I think that this film is pretty good but it is very much akin to a BBC drama as opposed to a big screen block-buster. Like many of the other reviewers, I knew nothing of Ben Barka beforehand and credit is due for bringing this story to a wider audience beyond it's Franco-phone target.
The acting was terrific and if the first two thirds of the film are a bit confusing, the true significance of the disappearance of Barka is made clear in the final straights which also bring home the impact of this event over the next 10-15 years. In it's favour, the film is soaked in the feel of the 1960's and the jazz score is very much in the vein of earlier films such as "Lift to the scaffold." The period detail is very good and the lead actor, Charles Berling, excels in his role despite heavy-weights like Matthieu Almaric and Simon Abkarain (probably more familier from the exceptional "Army of Crime") also having parts in the film. At times, Berling comes across like a French Harry Palmer but the film pulls no punches with the fact that his character George Figon was tied up with the criminal underworld and his endeavours to produce a film dealing with the struggles of Third Worlds countries to throw of the yoke of the capitalist world reveal him to be hopelessly out of his depth. The opening credit make no bones that he too meets a sticky end. I would guess that the ability of the makers of this film were compromised by the little that is actually known about this incident and just how much the Frenech, Morrocan and American secret services were involved.

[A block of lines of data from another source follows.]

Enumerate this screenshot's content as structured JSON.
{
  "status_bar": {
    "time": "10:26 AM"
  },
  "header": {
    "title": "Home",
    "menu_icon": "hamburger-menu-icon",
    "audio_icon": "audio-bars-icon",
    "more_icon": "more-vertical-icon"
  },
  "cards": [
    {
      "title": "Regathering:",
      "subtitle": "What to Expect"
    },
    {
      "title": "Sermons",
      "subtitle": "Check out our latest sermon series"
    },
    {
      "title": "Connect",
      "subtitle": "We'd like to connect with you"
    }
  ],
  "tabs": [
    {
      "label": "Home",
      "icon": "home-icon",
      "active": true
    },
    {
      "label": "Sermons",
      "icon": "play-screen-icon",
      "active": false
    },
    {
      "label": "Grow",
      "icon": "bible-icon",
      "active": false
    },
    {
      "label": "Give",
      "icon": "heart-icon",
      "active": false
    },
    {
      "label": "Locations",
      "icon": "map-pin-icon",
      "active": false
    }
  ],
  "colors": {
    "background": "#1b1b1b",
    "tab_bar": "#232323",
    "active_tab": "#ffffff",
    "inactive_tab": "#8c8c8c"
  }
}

With all the ticks in the correct boxes this is a film that should merit five stars. However, the rating of Certificate 12 proves to be the give away. All the violence generally happens off screen and despite the main protagonist Figon being shown to be under almost constant surviellance, the element of menance is somewhat lacking. All in all, this is a fascinating story , especially as the mystery is still shrouded in secrecy but the exclusion of violence robs the film of a thorough appreciation as to what was exactly at stake as the process of decolonisation threatened to herald a global rise in communism. The film is not as hard hitting as it should have been.
The story is one that definately deserves to be told and the screenplay, acting and whole 1960's feel are extremely well done. However, I am mindful that had this film received the budget of something such as "Mesrine" or "La vie en rose", we would be talking about a major piece of French cinema. As it stands, this is an engrossing film yet of the level that the BBC often crank out effortlessly. In summary, definately an entertaining and rewarding film but this story deserves to be told in a far more incisive fashion.